The city council is considering adding the plan, which outlines where the city would like to see offices, stores, homes and a recreational lake built, to Greenwood’s overall development plan. But council members Brent Corey and David Hopper said they are concerned with a lack of details.

The plan calls for high-end condominiums and apartments, single-family homes, offices and some commercial and industrial buildings to be built on about 1,850 acres the city is annexing near the planned interchange.

Much of the land is agricultural, and the city wants to attract high-end development and prevent truck stops and fast-food restaurants from building in the area, if possible.
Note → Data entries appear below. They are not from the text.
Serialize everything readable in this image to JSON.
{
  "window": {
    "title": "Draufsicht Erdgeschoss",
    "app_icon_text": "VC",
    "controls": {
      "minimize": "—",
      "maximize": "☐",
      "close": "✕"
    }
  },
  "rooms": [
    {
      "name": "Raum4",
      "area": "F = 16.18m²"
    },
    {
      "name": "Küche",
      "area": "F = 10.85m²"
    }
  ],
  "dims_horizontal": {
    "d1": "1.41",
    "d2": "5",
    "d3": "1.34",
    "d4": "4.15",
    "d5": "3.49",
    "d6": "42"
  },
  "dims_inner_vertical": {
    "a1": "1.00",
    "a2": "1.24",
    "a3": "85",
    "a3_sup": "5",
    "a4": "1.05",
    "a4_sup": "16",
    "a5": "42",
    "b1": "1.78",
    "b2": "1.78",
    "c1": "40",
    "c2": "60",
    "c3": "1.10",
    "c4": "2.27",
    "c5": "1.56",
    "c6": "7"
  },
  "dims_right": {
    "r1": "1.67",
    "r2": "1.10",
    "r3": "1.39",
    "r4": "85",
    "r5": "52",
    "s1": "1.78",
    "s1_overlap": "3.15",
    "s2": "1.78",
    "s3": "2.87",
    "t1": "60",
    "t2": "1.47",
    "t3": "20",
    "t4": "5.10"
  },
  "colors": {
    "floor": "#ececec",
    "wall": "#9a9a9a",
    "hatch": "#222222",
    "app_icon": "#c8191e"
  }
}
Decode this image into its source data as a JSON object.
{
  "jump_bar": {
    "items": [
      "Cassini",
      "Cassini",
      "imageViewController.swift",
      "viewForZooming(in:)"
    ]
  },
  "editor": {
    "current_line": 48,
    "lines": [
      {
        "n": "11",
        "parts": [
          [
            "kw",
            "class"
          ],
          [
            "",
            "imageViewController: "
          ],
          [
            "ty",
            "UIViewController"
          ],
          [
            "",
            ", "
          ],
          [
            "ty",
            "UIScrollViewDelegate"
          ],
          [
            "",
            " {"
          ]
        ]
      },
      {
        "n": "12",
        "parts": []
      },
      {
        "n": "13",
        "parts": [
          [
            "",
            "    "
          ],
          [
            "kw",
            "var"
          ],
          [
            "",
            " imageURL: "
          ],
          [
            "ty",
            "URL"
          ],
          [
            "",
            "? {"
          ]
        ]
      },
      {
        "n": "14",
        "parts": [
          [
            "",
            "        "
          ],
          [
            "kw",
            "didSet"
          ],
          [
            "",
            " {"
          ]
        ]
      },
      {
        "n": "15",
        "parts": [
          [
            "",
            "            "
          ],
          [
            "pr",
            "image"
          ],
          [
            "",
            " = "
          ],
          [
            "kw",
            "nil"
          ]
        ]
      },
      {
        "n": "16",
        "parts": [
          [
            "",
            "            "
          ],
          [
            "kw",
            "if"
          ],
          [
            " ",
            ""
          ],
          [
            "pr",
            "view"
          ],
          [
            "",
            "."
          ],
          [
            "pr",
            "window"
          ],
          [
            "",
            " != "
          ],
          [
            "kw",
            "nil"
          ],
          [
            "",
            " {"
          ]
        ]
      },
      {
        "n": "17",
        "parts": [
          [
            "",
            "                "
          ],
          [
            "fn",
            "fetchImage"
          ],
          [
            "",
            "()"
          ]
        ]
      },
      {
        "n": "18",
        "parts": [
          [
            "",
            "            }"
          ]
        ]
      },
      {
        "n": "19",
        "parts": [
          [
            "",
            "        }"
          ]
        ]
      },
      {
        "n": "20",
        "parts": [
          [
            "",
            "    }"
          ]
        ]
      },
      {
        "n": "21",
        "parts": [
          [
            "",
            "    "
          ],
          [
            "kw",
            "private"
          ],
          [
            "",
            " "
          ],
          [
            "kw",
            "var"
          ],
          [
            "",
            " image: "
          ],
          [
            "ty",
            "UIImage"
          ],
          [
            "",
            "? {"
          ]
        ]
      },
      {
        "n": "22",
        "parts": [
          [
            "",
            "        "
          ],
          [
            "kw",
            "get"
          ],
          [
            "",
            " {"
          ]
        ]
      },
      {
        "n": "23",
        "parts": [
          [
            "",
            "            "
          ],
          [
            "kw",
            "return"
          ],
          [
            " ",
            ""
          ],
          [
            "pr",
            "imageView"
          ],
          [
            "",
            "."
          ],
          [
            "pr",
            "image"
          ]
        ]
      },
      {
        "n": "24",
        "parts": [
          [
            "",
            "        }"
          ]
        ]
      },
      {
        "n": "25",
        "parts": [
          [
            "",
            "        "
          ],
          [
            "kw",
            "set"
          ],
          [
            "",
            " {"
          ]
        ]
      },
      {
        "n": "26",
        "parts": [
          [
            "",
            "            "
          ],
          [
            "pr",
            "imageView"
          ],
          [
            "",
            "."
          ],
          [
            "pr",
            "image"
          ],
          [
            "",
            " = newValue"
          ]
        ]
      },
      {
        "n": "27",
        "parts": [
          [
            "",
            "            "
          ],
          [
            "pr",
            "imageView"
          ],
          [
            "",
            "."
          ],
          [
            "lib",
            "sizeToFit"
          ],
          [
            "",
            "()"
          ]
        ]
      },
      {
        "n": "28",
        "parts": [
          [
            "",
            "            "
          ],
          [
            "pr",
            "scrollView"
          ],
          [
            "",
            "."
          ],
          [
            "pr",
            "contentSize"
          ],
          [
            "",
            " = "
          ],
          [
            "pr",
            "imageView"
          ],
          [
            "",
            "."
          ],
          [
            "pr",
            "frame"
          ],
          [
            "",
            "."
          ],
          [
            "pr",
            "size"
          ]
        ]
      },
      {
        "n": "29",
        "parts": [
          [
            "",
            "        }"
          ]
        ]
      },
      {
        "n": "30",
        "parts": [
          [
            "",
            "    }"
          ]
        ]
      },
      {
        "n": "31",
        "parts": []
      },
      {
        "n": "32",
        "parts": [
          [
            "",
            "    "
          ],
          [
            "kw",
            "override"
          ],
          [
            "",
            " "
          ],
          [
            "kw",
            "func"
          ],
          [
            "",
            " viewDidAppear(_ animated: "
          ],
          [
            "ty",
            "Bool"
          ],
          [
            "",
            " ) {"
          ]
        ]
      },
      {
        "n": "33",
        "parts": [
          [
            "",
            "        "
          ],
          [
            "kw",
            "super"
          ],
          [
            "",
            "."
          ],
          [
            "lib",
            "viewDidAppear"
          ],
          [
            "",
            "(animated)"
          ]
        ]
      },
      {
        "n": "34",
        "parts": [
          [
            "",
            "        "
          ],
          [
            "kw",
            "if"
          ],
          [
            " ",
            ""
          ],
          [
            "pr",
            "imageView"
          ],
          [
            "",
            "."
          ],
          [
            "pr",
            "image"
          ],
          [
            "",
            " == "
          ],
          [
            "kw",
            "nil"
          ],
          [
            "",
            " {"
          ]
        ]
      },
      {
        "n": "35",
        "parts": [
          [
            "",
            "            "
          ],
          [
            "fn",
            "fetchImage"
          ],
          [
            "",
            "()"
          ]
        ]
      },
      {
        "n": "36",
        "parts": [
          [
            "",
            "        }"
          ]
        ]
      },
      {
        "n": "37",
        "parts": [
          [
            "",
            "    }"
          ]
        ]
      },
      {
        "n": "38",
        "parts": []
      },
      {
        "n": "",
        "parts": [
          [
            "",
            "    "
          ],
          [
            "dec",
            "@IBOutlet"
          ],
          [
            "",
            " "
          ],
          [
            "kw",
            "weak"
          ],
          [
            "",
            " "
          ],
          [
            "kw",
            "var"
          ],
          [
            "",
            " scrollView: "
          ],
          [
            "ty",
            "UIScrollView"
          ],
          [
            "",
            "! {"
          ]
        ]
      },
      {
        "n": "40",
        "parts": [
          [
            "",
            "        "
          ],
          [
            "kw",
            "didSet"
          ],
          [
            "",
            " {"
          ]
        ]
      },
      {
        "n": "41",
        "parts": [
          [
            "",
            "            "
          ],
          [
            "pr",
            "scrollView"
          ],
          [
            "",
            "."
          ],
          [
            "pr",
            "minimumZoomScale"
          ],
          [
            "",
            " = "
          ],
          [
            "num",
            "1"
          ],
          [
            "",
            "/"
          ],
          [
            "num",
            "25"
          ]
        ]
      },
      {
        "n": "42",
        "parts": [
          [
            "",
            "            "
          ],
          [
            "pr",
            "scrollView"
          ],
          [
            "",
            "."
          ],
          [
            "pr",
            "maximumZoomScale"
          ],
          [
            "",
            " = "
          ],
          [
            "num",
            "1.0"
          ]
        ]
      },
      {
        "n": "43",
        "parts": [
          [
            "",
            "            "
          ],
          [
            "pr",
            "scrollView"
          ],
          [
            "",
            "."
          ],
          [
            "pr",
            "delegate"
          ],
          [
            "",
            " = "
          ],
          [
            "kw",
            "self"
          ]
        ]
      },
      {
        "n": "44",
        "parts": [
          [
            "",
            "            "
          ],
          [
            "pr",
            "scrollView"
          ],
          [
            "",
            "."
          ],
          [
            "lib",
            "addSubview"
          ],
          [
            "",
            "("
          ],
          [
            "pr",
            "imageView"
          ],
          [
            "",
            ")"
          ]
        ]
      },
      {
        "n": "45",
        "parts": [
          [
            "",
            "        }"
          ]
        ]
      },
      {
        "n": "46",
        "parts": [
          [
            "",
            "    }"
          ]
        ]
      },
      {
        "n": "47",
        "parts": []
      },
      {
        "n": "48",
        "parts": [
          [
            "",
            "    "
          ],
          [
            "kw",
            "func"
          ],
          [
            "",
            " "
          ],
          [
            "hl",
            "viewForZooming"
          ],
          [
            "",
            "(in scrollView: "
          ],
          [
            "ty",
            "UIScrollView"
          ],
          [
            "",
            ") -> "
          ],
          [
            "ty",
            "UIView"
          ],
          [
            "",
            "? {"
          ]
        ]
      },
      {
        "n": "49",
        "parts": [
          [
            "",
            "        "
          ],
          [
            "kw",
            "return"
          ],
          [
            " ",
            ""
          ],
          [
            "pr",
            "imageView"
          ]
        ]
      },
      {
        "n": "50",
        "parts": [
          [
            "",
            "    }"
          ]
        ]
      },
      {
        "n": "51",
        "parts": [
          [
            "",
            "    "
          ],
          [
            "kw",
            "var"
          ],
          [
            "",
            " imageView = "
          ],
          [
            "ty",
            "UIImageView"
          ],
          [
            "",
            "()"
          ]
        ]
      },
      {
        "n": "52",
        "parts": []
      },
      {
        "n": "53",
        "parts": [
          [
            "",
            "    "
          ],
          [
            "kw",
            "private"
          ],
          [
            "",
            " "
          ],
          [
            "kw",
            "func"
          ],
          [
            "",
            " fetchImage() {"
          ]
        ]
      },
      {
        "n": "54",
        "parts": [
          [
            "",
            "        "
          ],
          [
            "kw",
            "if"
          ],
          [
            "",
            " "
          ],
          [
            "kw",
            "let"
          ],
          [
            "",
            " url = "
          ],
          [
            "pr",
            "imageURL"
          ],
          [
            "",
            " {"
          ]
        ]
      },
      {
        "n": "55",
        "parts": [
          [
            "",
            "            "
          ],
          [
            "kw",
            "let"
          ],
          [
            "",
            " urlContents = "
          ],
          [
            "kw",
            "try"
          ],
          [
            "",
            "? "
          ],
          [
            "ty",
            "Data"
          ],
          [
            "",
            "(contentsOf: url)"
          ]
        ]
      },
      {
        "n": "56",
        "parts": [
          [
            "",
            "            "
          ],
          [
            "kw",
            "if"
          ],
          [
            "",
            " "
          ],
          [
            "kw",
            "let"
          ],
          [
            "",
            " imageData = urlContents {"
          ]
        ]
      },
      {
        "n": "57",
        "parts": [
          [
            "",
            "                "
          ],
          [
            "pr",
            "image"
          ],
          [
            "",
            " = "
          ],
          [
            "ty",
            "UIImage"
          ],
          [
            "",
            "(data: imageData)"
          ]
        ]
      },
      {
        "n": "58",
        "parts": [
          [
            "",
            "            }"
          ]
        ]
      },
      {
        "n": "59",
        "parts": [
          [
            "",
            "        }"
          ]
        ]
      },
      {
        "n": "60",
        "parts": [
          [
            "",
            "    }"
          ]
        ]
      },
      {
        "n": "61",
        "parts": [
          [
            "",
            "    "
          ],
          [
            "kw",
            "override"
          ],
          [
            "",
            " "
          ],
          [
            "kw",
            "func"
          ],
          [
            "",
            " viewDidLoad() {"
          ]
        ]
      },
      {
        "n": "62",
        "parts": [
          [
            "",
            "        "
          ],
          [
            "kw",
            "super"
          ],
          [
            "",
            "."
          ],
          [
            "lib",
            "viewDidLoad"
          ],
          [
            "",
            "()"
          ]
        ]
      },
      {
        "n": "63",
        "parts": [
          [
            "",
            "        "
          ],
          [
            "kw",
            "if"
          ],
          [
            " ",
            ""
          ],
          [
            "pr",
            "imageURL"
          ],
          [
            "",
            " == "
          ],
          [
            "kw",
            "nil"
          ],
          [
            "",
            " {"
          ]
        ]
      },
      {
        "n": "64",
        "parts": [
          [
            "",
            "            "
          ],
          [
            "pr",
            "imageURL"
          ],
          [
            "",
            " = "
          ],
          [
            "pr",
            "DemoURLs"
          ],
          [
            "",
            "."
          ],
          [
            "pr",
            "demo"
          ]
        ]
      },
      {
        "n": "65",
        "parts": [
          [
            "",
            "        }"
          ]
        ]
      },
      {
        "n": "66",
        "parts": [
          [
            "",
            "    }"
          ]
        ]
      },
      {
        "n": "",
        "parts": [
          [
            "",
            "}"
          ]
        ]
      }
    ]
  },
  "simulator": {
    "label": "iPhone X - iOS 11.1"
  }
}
The land-use plan never defines high-end development and doesn’t explain the architectural standards for businesses and homes, Corey said.

That means the building standards could be open to interpretation, and inconsistent definitions of what constitutes high-end could be used as the land is developed, he said.

Not many cities have the chance to plan how to use so much land at a new interstate exit, he said.

“I think we have a clean slate here, and I think it could be very special to the city,” Corey said. “We could mess up planning-wise.”

Another problem the two have with the plan is that it doesn’t follow all existing city rules for residential building.

For example, some of the single-family homes in the plan would have zero-lot lines, which are against city rules, Corey said.

Zero-lot line properties are homes built on or near a lot line, which often are close together and sometimes so close that residents can’t build a fence or storage building, Greenwood director of community development services Mark Richards said.

The document should include an action plan for establishing the kind of development the city wants happen. The plan should specifically describe the square footage and brick styles allowed for houses and the number of stories permitted for office buildings, he said. For homes, agricultural landscaping, such as white ranch fences, could be required for property lines, he said.

Greenwood’s zoning rules could be modified to require certain standards for landscaping and masonry for commercial and industrial properties. But the plan doesn’t include any recommended zoning restrictions, so no rules exist to ensure building in that area is actually high-end, he said.

Housing is a big concern for both Corey and Hopper in the city’s updated plan.

The plan includes too many homes and not enough of the office space that will earn the city more in property taxes, Hopper said. Property taxes on homes are capped at 1 percent of the property’s value, but taxes for businesses are capped at 3 percent of the total value, meaning they pay more in property taxes. The plan allots nearly 1,300 acres to housing, 60 acres for shops, 160 acres for offices and 210 acres for industrial development.

The residential land includes 440 acres for apartments, condominiums and townhouses, which they say is also a concern.

“I’m worried about the high density. I think that area should be special and unique, and I think Greenwood has enough high-density housing,” Corey said.

Instead of allowing apartments and condominiums, the city could specify larger lots for single-family homes and describe what the area should look like, he said. He added he would prefer to see single-family homes built instead of apartments.

The plan is a document the city can change over time, but if details are left too much to interpretation, then new subdivisions that aren’t what the city wanted could be built under future city leaders, he said.

“I don’t want to have any regrets out there,” he said. “We’ve got one shot at doing this right. I think everyone feels that way.”